Friday, June 1, 2012

May Review and Player Rankings

May Record: 10-18 

The Rockies followed their 8-20 month of May in 2011 with an almost equally dreadful May this season. The only thing that saved it was the four-game sweep over Houston that ended it. Simply not good enough, but at least the arrow isn't pointing straight down heading into June.

Overall Record: 21-29 

No sense even looking at the standings until they break even. And we're still a long way from that.

May Swing Games: 4-6

Wins (Game They Could Have Lost)
Losses (Games They Should Have Won)
The fact their record looks pretty good in swing games speaks to how poorly they pitched in so many of those 18 losses. They just weren't competitive in too many of them, almost entirely because of the team's starting pitching issues. The decent record here is also aided by the much improved hitting at the end of the month stole them a couple big wins over Houston.

Highlight of the Month: It didn't take me long to decide this would be a Carlos Gonzalez home run. It just took awhile to decide which one (there were 10 to pick from). In the end, I actually picked two, as in his multi-homer game against defending Cy Young Clayton Kershaw.


Start of the Month: Big league debuts are always cool. And they're even cooler when you go out and dominate it the way Christian Friedrich did in San Diego. It was an outing many of us had been waiting for since the Rockies selected Friedrich with the 25th pick in the 2008 draft, and he did not disappoint one bit. (Read the Recap)

Of course the natural ups and downs have come for Friedrich since, but I won't move off my belief that he has the stuff and the mindset to eventually overcome all of the challenges presented by facing big league hitters and pitching at Coors Field. 

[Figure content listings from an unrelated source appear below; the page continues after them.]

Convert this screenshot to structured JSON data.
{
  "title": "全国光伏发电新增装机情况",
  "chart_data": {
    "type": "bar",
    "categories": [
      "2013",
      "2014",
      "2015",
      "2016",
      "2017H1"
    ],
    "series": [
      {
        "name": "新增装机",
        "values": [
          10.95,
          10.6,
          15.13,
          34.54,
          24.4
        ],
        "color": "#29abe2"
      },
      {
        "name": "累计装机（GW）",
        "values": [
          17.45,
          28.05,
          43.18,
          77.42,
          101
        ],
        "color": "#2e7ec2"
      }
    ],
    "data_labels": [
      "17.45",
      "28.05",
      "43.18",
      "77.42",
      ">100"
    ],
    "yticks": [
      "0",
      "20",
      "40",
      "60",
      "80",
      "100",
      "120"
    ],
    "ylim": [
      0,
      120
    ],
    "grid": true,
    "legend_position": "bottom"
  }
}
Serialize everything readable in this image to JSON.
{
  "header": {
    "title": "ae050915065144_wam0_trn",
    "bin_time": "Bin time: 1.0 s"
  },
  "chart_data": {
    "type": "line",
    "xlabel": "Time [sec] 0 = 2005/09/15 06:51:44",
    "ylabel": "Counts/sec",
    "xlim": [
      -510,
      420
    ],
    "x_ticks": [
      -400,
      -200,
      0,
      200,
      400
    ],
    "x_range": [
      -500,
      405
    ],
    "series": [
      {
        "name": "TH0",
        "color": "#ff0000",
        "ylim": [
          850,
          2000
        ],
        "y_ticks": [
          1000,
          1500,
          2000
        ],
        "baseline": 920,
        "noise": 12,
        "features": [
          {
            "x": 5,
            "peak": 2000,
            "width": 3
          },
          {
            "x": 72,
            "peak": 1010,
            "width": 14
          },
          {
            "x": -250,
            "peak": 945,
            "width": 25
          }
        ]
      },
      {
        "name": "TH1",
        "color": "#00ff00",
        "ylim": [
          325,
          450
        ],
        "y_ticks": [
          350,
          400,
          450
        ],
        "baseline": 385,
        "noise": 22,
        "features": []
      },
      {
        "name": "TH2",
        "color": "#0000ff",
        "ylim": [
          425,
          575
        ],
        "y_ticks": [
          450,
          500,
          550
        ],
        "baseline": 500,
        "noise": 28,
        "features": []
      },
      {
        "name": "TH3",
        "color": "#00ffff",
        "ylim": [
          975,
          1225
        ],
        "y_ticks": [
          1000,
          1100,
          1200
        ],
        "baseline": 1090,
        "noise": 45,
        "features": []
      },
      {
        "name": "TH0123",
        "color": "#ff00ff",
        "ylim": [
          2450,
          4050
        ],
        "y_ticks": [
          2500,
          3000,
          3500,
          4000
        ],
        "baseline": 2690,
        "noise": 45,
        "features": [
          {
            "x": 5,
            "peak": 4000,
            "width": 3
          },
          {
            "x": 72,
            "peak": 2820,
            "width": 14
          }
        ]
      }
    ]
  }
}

Things I Would Change: The Rockies cut bait on Jamie Moyer on Tuesday. That's one move I was going to suggest here. I think another tweak I'd make is finding more creative ways to use Rafael Betancourt.

Raffy basically had the entire month off from meaningful action because Jim Tracy wouldn't use him non-save or non-tied-at-home-late situations. Meanwhile, guys like Matt Belisle, Josh Roenicke, even Esmil Rogers (at a time when he was really struggling) have been run into the ground pitching in 6th-7th-8th inning jams. It's wasting one great asset for the sake of a situation (and stat) that may not even occur while wearing down several other assets. I don't like it. I know I'm not alone in not liking it. I just want to see our best reliever maximized. 

PS: Rafael Betancourt would probably be involved in the All-Star discussions with more opportunities. As it stands now, not a chance.

May Player Rankings: (All players that appeared in more than one game during May)
  1. Carlos Gonzalez
  2. Dexter Fowler 
  3. Josh Roenicke
  4. Michael Cuddyer
  5. Troy Tulowitzki
  6. Jason Giambi
  7. Adam Ottavino
  8. Jordan Pacheco
  9. Rafael Betancourt
  10. Matt Belisle
  11. Wilin Rosario
  12. Marco Scutaro
  13. Christian Friedrich
  14. Tyler Colvin
  15. Todd Helton
  16. Juan Nicasio
  17. Eric Young Jr.
  18. Jeremy Guthrie
  19. Carlos Torres
  20. Drew Pomeranz
  21. Matt Reynolds
  22. Wil Nieves
  23. Josh Outman
  24. Alex White
  25. Ramon Hernandez
  26. Jamie Moyer
  27. Chris Nelson
  28. Jonathan Herrera
  29. D.J. LeMahieu
  30. Esmil Rogers
  31. Edgmer Escalona
  32. Rex Brothers
— I'd say there's a drop off after Gonzalez and Fowler. Then after Wilin Rosario there's a significant drop off. And then after Todd Helton it gets really, really ugly. That's not to say Helton had a decent month, either, because he honestly didn't. It's just never good when the evaluation process comes down to who sucked the least at #18, but that's how Jeremy Guthrie earned that spot. He's then followed by two pitchers who spent most of the month at Triple A.

— Jason Giambi settles in at #6 because he drew seven walks in 26 plate appearances. Several of those walks came in critical situations, I might add, and led to late-inning offense. For example, his two-out walk in Game 1 on the May 28 doubleheader started a two-run rally from scratch. Good, quality, unspectacular production. 

Oh, and he did have the one walk-off home run against LA on May 2.  

— Josh Roenicke and Adam Ottavino were workhorses this month, each making at least ten appearances and finishing with an ERA below 1.00. I shudder to think how much worse May could have been without them anchoring the bullpen.